Aku takkan datang! Nadia menjatuhkan diri ke sofa. Setelah setengah jam,
Nadia melongok ke halaman belakang rumahnya. Ia melihat Rendy sedang
membelakanginya, memandangi kolam renang persegi. Nadia membuka pintu,
Rendy lansung berbalik.
“Hai, kukira kau takkan datang.” Karena Rendy tampak kedinginan, Nadia mempersilahkannya masuk.
“Terima kasih.” Rendy duduk di tepi keramik dapur.
Nadia tidak menyalakan lampu karena ia tidak ingin Rendy melihat wajahnya.
“Ada apa?”
“Nadia….” Rendy menggosok hidungnya. Ia bersin beberapa kali karena kedinginan.
“Aku hanya ingin tahu kenapa sikapmu belakangan ini berubah. Sepertinya
kau menghindariku. Kau sudah seperti adikku, lalu tiba-tiba, Bum! Kau
menghindariku.”
Nadia menunduk. “Aku hanya tidak suka Kak Rendy menyodorkan aku pada Kak Bayu. Padahal sudah ada cowok yang kusukai.”
“Oh? Benarkah? Aku minta maaf.” Rendy mendekati Nadia.
“Maafkan aku, aku takkan mengulanginya lagi. Aku ingin kau kembali menyapaku. Kau mau ‘kan, Nadia?”

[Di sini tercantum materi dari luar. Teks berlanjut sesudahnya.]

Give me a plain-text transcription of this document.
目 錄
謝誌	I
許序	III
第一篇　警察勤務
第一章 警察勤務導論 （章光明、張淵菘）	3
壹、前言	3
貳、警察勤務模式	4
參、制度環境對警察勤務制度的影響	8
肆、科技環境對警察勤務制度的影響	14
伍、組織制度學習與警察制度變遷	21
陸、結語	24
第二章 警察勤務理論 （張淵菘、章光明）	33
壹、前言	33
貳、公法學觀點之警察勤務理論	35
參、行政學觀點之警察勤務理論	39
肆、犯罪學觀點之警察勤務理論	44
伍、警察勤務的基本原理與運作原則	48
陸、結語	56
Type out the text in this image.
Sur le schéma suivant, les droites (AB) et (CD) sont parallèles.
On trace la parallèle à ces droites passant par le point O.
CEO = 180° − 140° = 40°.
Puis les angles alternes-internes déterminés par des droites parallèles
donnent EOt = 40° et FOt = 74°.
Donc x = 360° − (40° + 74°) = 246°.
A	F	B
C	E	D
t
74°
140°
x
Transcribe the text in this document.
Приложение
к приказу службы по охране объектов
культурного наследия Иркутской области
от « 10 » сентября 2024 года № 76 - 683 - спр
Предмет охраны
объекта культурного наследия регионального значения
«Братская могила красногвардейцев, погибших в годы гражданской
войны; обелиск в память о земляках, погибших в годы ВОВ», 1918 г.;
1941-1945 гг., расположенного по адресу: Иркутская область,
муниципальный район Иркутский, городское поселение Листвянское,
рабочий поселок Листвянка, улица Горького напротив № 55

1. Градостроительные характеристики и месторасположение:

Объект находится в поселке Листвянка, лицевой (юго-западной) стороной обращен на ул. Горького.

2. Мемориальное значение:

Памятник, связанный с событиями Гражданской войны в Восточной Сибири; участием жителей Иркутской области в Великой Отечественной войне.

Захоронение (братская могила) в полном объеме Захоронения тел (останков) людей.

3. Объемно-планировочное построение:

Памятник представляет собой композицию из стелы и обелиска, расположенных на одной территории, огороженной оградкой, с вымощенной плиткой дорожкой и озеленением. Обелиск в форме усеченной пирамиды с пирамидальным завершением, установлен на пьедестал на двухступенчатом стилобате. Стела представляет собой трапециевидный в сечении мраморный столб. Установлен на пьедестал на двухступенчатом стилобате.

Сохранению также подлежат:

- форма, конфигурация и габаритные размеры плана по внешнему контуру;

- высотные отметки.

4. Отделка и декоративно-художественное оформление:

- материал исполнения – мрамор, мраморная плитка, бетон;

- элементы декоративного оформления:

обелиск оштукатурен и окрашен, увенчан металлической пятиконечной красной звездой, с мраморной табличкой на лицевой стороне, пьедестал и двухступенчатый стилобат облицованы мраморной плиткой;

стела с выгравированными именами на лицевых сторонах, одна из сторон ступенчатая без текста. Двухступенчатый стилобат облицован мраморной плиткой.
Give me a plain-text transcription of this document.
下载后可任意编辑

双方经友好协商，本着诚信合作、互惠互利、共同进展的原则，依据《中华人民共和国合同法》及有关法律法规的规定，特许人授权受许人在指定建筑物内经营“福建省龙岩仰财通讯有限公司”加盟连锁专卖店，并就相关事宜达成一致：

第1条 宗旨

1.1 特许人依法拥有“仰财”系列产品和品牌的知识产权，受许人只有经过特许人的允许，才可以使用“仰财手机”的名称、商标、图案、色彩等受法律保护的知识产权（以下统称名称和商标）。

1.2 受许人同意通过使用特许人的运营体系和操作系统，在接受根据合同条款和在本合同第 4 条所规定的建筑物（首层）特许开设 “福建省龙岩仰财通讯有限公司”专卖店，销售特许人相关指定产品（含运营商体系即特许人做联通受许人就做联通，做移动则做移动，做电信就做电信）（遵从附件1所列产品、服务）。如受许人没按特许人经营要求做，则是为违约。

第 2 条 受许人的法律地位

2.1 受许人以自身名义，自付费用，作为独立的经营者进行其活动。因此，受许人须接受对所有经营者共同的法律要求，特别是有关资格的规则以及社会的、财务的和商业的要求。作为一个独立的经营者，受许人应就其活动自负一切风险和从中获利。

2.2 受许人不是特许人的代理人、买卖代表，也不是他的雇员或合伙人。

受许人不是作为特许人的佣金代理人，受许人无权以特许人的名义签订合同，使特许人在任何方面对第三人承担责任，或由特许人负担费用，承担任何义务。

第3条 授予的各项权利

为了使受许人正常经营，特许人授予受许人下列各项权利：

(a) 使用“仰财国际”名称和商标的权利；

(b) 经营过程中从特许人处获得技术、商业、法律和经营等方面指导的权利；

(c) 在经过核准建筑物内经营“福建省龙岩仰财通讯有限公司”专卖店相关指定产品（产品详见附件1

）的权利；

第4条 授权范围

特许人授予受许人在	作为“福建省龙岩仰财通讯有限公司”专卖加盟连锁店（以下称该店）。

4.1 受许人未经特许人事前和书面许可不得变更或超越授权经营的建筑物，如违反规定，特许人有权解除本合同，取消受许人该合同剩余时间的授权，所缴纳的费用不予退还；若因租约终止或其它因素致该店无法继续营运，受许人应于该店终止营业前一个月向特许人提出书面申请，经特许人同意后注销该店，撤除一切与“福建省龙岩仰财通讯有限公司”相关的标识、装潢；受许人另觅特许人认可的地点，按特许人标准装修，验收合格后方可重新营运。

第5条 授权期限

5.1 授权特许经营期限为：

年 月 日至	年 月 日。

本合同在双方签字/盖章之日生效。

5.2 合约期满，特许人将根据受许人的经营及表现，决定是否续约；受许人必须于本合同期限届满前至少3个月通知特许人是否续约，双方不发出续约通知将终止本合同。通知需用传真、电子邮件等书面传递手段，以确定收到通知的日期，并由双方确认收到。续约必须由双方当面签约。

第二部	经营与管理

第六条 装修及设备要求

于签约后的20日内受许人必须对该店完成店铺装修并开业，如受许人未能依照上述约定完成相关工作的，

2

“Aku…baiklah.” ujar Nadia lemah. Sayang sekali Nadia tidak melihat mata
Rendy yang berkilat senang dalam kegelapan. Nadia menempelkan dahinya di
kaca jendela dapur, memandangi Rendy yang berlari melompati pagar
tembok pembatas rumahnya dan rumah Rendy. Lalu Nadia menangis karena ia
sangat menyadari bahwa ia masih mencintai Rendy. Dan ia pun tahu, cukup
sulit untuk membenci Rendy.
***
Nadia merengek pada Galih agar ia dan Farah diberikan tiket khusus untuk
datang ke festival tahunan di SMU Galih (acara lanjutan setelah acara
kelulusan kelas tiga) yang tertutup untuk umum. Awalnya Galih menolak,
namun karena ia pusing mendengar rengekan adiknya, akhirnya ia
mengiyakan. “Baiklah, tapi kau dan Farah cari kostum sendiri. Aku akan
meminta tiketnya pada ketua nanti. ”
“Siap, Letnan! Terima kasih, ya!” Nadia mengecup kakaknya. Galih
mengelap pipinya dan mengibas-kibaskan tangan menyuruhnya keluar dari
kamarnya. Nadia langsung berlari menemui Farah. “Berhasil, kau tidak
sia-sia berlibur di sini, Farah! Kita bisa menikmati festival tahunan
dengan gratis di SMU Kak Galih! Ayo kita cari kostum!” Kemudian mereka
mencari baju bekas di loteng dan bahan lain yang bisa ditemukan di
loteng dengan penuh semangat.
Nadia senang sekali bisa ikut pesta kelulusan kelas tiga sekaligus
festival tahunan yang hanya ada di SMU Galih. Di pesta itu semua
mengenakan kostum. Ada yang mengenakan kostum hantu, tokoh-tokoh Disney,
dan tokoh idola. Tahun pertama di SMU, Galih mengenakan kostum Pinokio,
dan tahun kedua mengenakan kostum Zero. Nadia belum tahu apa yang akan
dikenakan kakaknya di festival nanti. Di festival itu semua berdansa
sampai tengah malam (acara pesta kelulusan dimulai pukul 9 pagi sampai
pukul 3 sore, dilanjutkan acara festival tahunan mulai pukul 7 malam
sampai tengah malam).
Setiap hari Galih pulang Maghrib karena ia panitia Seksi Dekorasi. Tapi
Nadia tidak diberitahu setting festival kali ini seperti apa. Di pesta
itu panitia tergabung dari kelas 1, 2, dan kelas 3 yang akan lulus.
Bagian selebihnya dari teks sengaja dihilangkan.